Spade for the New Year Pine Tree (Kadomatsu no suki), from the triptych "Three Tools of Country LIfe (Tai mitsu dogu)"
by Keisai Eisen
- Date:
- about 1825
- Medium:
- Color woodblock print; surimono
- Source:
- Art Institute of Chicago
Description
Spade for the New Year Pine Tree (Kadomatsu no suki), from the triptych Three Tools of Country Life (Tai mitsu dogu), is a single sheet from a multi-print Keisai Eisen design held at the Art Institute of Chicago and dated to circa 1820. The triptych takes as its conceit three implements of rural labor — here the spade used to set the kadomatsu, the pine-and-bamboo arrangement that flanks Japanese gateways at New Year — and elevates each into the subject of its own carefully posed picture.

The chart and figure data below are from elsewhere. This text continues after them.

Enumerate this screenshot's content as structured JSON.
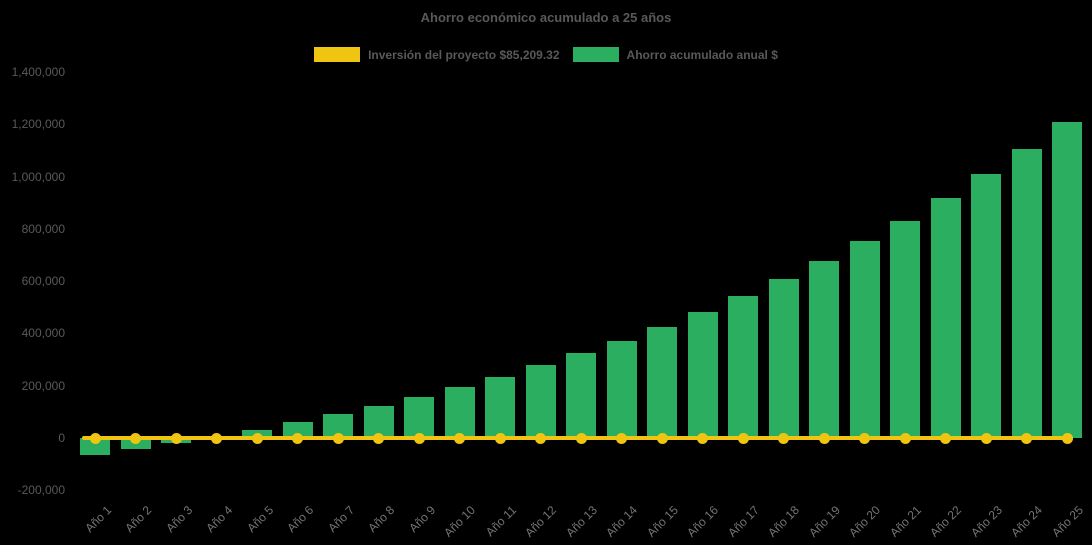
{
  "background": "#000000",
  "text_color": "#595959",
  "axis_text_color": "#747474",
  "chart_data": {
    "type": "bar",
    "title": "Ahorro económico acumulado a 25 años",
    "categories": [
      "Año 1",
      "Año 2",
      "Año 3",
      "Año 4",
      "Año 5",
      "Año 6",
      "Año 7",
      "Año 8",
      "Año 9",
      "Año 10",
      "Año 11",
      "Año 12",
      "Año 13",
      "Año 14",
      "Año 15",
      "Año 16",
      "Año 17",
      "Año 18",
      "Año 19",
      "Año 20",
      "Año 21",
      "Año 22",
      "Año 23",
      "Año 24",
      "Año 25"
    ],
    "series": [
      {
        "name": "Inversión del proyecto $85,209.32",
        "type": "line",
        "color": "#f0c512",
        "marker": "circle",
        "values": [
          0,
          0,
          0,
          0,
          0,
          0,
          0,
          0,
          0,
          0,
          0,
          0,
          0,
          0,
          0,
          0,
          0,
          0,
          0,
          0,
          0,
          0,
          0,
          0,
          0
        ]
      },
      {
        "name": "Ahorro acumulado anual $",
        "type": "bar",
        "color": "#2bae60",
        "values": [
          -65000,
          -44000,
          -21000,
          4000,
          30000,
          59000,
          89000,
          121000,
          156000,
          194000,
          234000,
          277000,
          323000,
          372000,
          425000,
          482000,
          542000,
          608000,
          678000,
          752000,
          828000,
          919000,
          1008000,
          1105000,
          1210000
        ]
      }
    ],
    "ylim": [
      -200000,
      1400000
    ],
    "ytick_step": 200000,
    "ytick_labels": [
      "-200,000",
      "0",
      "200,000",
      "400,000",
      "600,000",
      "800,000",
      "1,000,000",
      "1,200,000",
      "1,400,000"
    ],
    "grid": false,
    "legend_position": "top",
    "x_tick_rotation": -45
  }
}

Eisen's spade is shown propped at a slight angle, partly buried in soil, with sprigs of pine and a length of bamboo arranged alongside as if just delivered from the field. The print uses the visual logic of mitate, the Edo ukiyo-e mode of substituting one image for another to suggest layered meaning: a humble tool stands in for the rituals of seasonal renewal, and the bare materials gesture forward to the completed kadomatsu that would soon greet visitors. Color and pigment are restrained, with the warmth of bare wood and the cool of polished metal carrying most of the contrast against an undyed ground. The Art Institute of Chicago places the triptych among Eisen's many forays beyond the bijin-ga that built his reputation; while late-Edo ukiyo-e is most associated with portraits of fashionable women, prints like this remind viewers how often designers were called upon to invent images for seasonal celebrations, surimono commissions, and didactic illustrations of rural life. The sheet is a quietly thoughtful sample of how Eisen distilled the iconography of New Year's into a single tool.